İslam bir nizamdır. Bambaşka ve özel bir nizam… Düşünce ve i’tikat yönünden hayatın çevreyle irtibatını sağlayan nizam yönünden bu irtibatın esas ümdesini teşkil eden, ahlak kaideleri, siyasi iktisadi, içtimai prensipleri bulunan bir sistem. O, bütün beşeriyete kumanda etmek, önderlik yapmak için gelmiş ilahi bir sistemdir. Elbette yeryüzünde bu sistemi hedefine doğru götüren bir kitle bulunacaktır. –Önce de belirttiğimiz gibi- Böyle bir kitlenin dışardan ithal etme yabancı nizamlarla yönetilmesi kumandanlık tabiatiyle tenakuz teşkil etmez mi? Hem de nasıl?.. Geldiği günden beri bu nizam insanlığın iyiliğini hedef edinmiştir. Bugün veya yarın ne zaman olursa olsun, insanları bu sistemle hükmetmeye davet ederler, onların hayrı için bunu yapmaktadırlar. Fakat… Şimdi durum daha kritiktir. İslam insanlık için gayet elzem dir. Bugün beşeriyet ne çekiyorsa içinde kıvrandığı bozuk düzenlerden çekiyor. Bu ilahi nizamdan başka beşeriyeti kurtaracak bir düzen yoktur meydanda… Onun beşeriyetin hayatında üstüne düşen vazifesini tamamiyle yapabilmesi, insanlığı bir kere daha kurtarabilmesi için bütün özellikleriyle tekrar hayata hakim olması lazımdır.
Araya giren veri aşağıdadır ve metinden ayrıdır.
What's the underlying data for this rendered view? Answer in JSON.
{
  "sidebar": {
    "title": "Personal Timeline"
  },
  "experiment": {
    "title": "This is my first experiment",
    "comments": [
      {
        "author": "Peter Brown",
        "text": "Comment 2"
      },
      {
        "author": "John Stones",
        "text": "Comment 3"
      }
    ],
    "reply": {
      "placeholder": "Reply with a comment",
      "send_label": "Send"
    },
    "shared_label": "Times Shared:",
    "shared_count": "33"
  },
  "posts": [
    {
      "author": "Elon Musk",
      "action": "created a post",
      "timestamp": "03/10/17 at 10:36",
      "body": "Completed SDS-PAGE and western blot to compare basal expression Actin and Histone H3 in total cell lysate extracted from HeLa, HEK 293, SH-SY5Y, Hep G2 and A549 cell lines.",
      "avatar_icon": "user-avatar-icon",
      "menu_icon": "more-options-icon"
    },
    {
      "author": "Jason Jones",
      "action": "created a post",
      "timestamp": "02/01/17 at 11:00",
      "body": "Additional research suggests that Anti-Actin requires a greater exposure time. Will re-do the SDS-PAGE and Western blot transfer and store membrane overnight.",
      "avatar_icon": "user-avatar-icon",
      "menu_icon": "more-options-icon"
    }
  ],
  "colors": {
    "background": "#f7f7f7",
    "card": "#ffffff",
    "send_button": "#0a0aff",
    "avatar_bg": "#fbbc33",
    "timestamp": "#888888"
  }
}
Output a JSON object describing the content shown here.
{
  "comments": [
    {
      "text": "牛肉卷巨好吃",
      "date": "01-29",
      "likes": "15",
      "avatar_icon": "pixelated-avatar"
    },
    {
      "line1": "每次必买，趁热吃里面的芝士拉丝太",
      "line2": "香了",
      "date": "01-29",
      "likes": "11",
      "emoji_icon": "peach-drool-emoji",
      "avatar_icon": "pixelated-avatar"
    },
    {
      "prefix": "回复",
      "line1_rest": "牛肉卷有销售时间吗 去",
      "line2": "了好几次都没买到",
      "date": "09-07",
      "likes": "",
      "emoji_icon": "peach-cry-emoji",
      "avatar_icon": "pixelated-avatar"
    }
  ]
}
İnsanlık çeşitli sahalarda tabiat güçlerini idaresi altına alarak büyük zaferler kazandı. Teknik, tıp ve müsbet ilimlerde geçmişe nazaran harika sayılacak baş döndürücü keşifler yaptı ve halen de bu zaferlerinde dev adımlarla ilerlemektedir. Fakat bütün bunlar onun hayatına ne gibi şeyler getirebilmiştir? Onun ruhi hayatında neler icra edebilmiştir? Daha doğrusu insanlığa saadet iksirini sunabilmiş midir?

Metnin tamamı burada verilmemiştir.